The three drivers are interdependent and create synergy. Discipline is validating and executing and essential to the efficacy of each driver. Discipline in innovation manifests as empiricism; whereas discipline in Change Management translates to vigilance. Thus, discipline is foundational to decisive action and the starting point towards sustainable value creation. In the Sustainability Gearbox, discipline is the largest and primary gear to reinforce the driver as a first priority, core competency in your organization.
Now let’s translates these drivers into familiar and achievable best-business practices.
The Discipline driver translates to Operational Effectiveness commonly referred to as “OE”. Philosophically, OE focuses on continuous improvement through the validation and consistent execution of best practices. OE maximizes return on existing assets and binds business risk through plant operating efficiency optimization to ultimately defend the process margin.
Adaptation translates to Change Management. Change Management incorporates both sensing and mobilization in response to uncertainty. Sensing corresponds to situational awareness; whereas, agile mobilization removes barriers to execution while compressing the time between disruption and decisive action.
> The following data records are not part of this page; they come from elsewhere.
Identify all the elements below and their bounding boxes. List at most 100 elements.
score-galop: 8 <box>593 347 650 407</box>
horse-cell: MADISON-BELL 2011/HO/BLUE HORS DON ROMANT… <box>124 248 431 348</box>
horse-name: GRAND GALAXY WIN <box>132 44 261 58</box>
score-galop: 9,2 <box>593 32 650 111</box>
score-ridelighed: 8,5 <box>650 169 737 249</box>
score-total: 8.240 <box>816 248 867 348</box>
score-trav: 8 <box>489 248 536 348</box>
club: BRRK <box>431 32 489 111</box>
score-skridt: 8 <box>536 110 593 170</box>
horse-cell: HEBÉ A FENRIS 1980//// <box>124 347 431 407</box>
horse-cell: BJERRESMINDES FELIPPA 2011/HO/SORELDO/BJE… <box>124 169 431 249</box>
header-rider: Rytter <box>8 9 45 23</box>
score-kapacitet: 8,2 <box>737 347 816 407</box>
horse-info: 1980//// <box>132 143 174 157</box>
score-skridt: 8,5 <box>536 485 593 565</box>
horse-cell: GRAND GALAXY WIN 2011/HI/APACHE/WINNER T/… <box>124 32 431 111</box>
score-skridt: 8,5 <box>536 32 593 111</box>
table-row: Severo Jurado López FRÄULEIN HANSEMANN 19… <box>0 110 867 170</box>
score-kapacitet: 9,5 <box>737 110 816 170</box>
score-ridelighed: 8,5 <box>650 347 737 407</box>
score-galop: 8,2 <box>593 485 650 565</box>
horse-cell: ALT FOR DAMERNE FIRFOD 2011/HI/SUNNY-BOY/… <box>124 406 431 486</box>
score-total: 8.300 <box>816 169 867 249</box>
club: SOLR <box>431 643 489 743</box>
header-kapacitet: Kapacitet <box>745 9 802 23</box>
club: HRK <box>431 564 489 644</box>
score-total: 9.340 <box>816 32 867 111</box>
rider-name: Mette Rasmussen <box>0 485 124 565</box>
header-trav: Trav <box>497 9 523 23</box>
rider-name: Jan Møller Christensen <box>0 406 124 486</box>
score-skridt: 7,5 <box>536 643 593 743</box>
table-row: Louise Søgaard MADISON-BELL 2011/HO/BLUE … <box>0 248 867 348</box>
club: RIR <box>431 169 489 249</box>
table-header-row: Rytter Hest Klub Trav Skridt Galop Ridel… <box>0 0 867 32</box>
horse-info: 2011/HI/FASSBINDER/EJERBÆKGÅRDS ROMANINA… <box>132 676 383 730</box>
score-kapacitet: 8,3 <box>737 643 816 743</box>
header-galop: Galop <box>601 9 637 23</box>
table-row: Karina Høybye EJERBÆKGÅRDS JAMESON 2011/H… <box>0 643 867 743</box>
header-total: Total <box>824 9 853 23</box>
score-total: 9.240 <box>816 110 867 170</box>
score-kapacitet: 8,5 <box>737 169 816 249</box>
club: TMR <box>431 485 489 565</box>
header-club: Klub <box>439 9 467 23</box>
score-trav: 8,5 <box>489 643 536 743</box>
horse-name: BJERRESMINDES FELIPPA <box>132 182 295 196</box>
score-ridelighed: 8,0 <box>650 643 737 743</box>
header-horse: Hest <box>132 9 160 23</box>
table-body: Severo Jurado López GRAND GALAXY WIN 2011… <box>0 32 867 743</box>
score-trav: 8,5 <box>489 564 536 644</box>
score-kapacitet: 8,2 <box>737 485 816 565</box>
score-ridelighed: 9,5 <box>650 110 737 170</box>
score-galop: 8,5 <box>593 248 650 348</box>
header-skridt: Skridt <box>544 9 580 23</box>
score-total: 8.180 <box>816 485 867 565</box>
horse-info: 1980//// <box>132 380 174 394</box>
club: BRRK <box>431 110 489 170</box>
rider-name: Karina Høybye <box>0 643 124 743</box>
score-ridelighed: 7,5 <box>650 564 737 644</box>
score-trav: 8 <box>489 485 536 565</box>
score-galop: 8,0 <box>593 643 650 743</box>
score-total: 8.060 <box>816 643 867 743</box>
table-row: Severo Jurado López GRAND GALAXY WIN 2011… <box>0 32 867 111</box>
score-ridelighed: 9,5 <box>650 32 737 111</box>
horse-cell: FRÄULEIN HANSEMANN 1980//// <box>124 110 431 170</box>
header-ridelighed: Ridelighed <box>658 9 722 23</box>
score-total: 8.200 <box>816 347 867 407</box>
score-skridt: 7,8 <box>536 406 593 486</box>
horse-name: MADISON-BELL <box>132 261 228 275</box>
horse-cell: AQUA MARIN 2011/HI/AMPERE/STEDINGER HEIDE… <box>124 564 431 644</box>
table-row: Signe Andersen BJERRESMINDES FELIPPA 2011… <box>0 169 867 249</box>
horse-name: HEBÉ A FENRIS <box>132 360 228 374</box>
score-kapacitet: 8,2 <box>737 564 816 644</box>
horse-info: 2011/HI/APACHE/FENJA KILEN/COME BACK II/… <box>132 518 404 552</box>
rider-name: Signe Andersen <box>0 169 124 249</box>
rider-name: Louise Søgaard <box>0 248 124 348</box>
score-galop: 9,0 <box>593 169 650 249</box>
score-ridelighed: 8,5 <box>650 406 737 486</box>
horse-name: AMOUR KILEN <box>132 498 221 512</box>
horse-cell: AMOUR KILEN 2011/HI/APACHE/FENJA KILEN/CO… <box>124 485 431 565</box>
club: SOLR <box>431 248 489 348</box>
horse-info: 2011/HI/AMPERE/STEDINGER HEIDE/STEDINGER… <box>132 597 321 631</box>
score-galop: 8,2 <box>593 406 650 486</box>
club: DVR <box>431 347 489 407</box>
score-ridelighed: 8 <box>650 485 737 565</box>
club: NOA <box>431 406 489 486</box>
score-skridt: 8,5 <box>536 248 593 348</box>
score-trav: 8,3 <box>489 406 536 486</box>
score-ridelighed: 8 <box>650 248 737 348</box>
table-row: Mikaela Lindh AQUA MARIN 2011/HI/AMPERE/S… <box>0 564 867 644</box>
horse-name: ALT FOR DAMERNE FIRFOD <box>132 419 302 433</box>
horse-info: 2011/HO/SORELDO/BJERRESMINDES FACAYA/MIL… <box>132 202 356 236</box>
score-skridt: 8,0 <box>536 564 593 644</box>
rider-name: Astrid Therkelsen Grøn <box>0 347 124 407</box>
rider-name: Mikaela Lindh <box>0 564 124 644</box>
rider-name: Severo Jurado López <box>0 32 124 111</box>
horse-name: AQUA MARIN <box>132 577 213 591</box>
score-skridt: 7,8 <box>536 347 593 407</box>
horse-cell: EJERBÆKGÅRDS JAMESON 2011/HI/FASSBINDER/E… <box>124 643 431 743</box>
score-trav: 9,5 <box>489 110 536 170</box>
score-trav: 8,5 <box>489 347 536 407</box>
The Creativity driver transforms into Innovation as a familiar business practice. Note that creativity and innovation--while often used interchangeably--are different in a key way: Innovation includes implementation of an idea to create value while creativity is only ideation. For the sake of this write-up, implementation rolls-up under Change Management.
It is common for OE to overlap and evolve into a needs prescription for innovation; however, let’s not confuse incremental gains from OE activities with Innovation. Innovation is a high risk, speculative endeavor with a broad, strategic view based upon new knowledge and resources that results in transformative change across the value chain. As such, Innovation often results in radical, disruptive change.
Now that we understand how the value drivers work together, let's talk about how we can implement the Sustainability Gearbox Concept in your organization.
Note:
Organizations that struggle with low risk, low innovation-threshold activities from OE, will likely not be able to successfully manage the high degree of uncertainty and techno-economic skill-sets needed for Change Management and Innovation. Just another key reason to build foundations with OE first. Moreover, these functions are typically not solely managed by operations personnel due to the different skill-sets and time requirements.
Discipline in innovation requires the confidence and independence of thought to reject pressures to conform from echo chambers, authority figures, pundits and conventional wisdom. When uncertain, we look to empiricism--a form of discipline heavily reliant on direct observation, experimentation or tangible evidence--as the foundation for decisive action.